# hymer 700s mercedes



## 96184 (Sep 1, 2005)

I've just purchased a 92 model having returned from Australia to tour Europe. The people I bought it from didnt really use it that much (600kms in one year) and also didnt know a lot about it. To the left side of the steering wheel just above floor level (left hand drive)is a red lever, can anyone enlighten me please. Also any other relevant hints or tips would be appreciated.

thanks


----------



## Drummer (May 9, 2005)

I'm amazed this hasn't had an answer yet!
Try these people. They are very good. http://www.dmiuk.com/comp_contact.php
Hope you get an answer soon. :wink:


----------



## 88927 (May 10, 2005)

Hi unstuck
Is it a lever or is it a big red switch?

If you turn it anticlockwise (or it may be clockwise... sorry memory fade at his time of night...) and pull gently backwards towards the drivers seat I believe it should come out in your hand. If this is the case then it is the coach power kill switch, and with it removed all the power (12 volts) should be disabled in the coach itself.

Hope this helps

Keith


----------



## 96184 (Sep 1, 2005)

Thank you both for your help
Tom


----------



## Drummer (May 9, 2005)

Don't keep us in suspenders! :? 
Have you sussed what it is?
There is probably a 700 owner saying "I've got one of them, never did work out what it was!" right now! :wink:


----------



## 96184 (Sep 1, 2005)

*hymer 700s*

sorry to keep you in suspenders, Kieth was bang on the money, it is a kill switch ! Thanks again for your replies.
Unstuck !!!


----------



## Drummer (May 9, 2005)

Enjoy it! 8) 
I'm madly jealous! :roll:


----------



## 108717 (Dec 12, 2007)

We're in a 1988 Hymer B544 and I managed to work out the killswitch early on. However about 6 inches abouve this we have a pull switch. Black knob on a silver fitting. Only small. I've tried to work out what it does to no avail. I suspect it's after market but please feel free to correct me.

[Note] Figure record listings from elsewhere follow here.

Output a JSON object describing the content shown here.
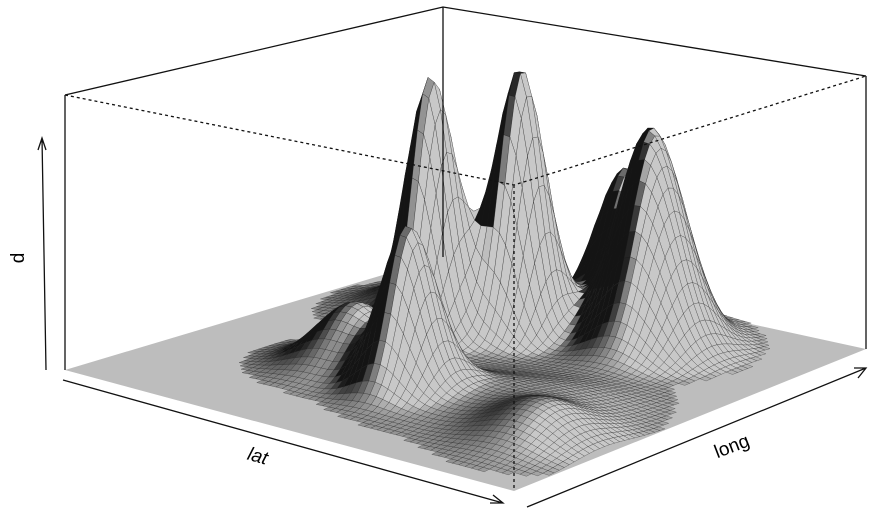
{
  "chart_data": {
    "type": "surface",
    "title": "",
    "xlabel": "lat",
    "ylabel": "long",
    "zlabel": "d",
    "ticks": false,
    "grid": false,
    "colors": {
      "surface": "#bdbdbd",
      "mesh": "#1a1a1a",
      "peak": "#2a2a2a",
      "box": "#111111"
    },
    "peaks": [
      {
        "u": 0.32,
        "v": 0.6,
        "height": 0.69,
        "width": 0.045
      },
      {
        "u": 0.44,
        "v": 0.7,
        "height": 0.46,
        "width": 0.045
      },
      {
        "u": 0.23,
        "v": 0.72,
        "height": 0.13,
        "width": 0.08
      },
      {
        "u": 0.35,
        "v": 0.36,
        "height": 0.18,
        "width": 0.07
      },
      {
        "u": 0.43,
        "v": 0.72,
        "height": 0.29,
        "width": 0.05
      },
      {
        "u": 0.5,
        "v": 0.92,
        "height": 0.39,
        "width": 0.055
      },
      {
        "u": 0.52,
        "v": 0.3,
        "height": 0.43,
        "width": 0.05
      },
      {
        "u": 0.63,
        "v": 0.83,
        "height": 0.42,
        "width": 0.06
      },
      {
        "u": 0.7,
        "v": 0.77,
        "height": 0.35,
        "width": 0.065
      },
      {
        "u": 0.86,
        "v": 0.25,
        "height": 0.1,
        "width": 0.08
      },
      {
        "u": 0.62,
        "v": 0.33,
        "height": 0.05,
        "width": 0.1
      },
      {
        "u": 0.76,
        "v": 0.43,
        "height": 0.03,
        "width": 0.1
      }
    ]
  }
}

I've checked it isn't immobiling the ignition, switching off the fridge or similar.


----------



## merctoby (Jan 18, 2007)

*mercedes S 700 1992 , did you know !!!*

these models s-class,

i own the s-class 660[ S ] means mercedes .
these models like to be serviced regular , oil should be changed every 4500 mile,s tappets like to slide , get noisy . pay attention . tell me how many km,s has it traveled if you do not mind me asking , i only ask because i worked for mercedes in the commercialwork shop as a mechanical fitter for 30 year . these were the best of the best it is based on a 410d chassis 4500kg. dead weight . a pulling machine with engineering at it,s best . just browsing the net been off a while , seen your question . thought i would say some thing that may be of help .

all the very best , denton.


----------



## aultymer (Jun 20, 2006)

Merctoby -If I can hijack this thread to ask another Merc question?
I have a red light on the panel to the right of the instrument panel. ie the same panel as the heater controls. Its LHD.
This light is always on!!do you have any idea what it may be?


----------



## citroennut (May 16, 2005)

hi aultymer,

do you have aircon? merc like a light on when aircon is off :roll: 
simon


----------



## aultymer (Jun 20, 2006)

[/quote]hi aultymer,

do you have aircon?


> I wish!!!
> 
> Thanks, good try.
> 
> An auto gearbox is second on my wish list after aircon in an otherwise perfect layout for the 2 of us. BUT that red light bugs me!!


----------



## 108717 (Dec 12, 2007)

Shot in the dark. Step sensor?

It took me a while to work out that i'd left the step down. I was too busy thinking my brakes had failed. When the step's down on our 88 Hymer the handbrake light stays on - no buzzer or the like.

Do you have any other warning of the step being down when you pull away? That would eliminate my theory.


----------



## aultymer (Jun 20, 2006)

Thanks jimbo, but there is another light for the step. 
Sorry for the hi-jack but the big red switch is the hab kill switch and I thought there may be some relationship with the aforementioned light. 
It never goes out (unless I were to remove the battery). 
My reason for asking was in case anyone else had one and to find out what I should do if it does go off!!!!
Thanks to all who tried.
Warm regards from a now windless west of Scotland.

Alan.


----------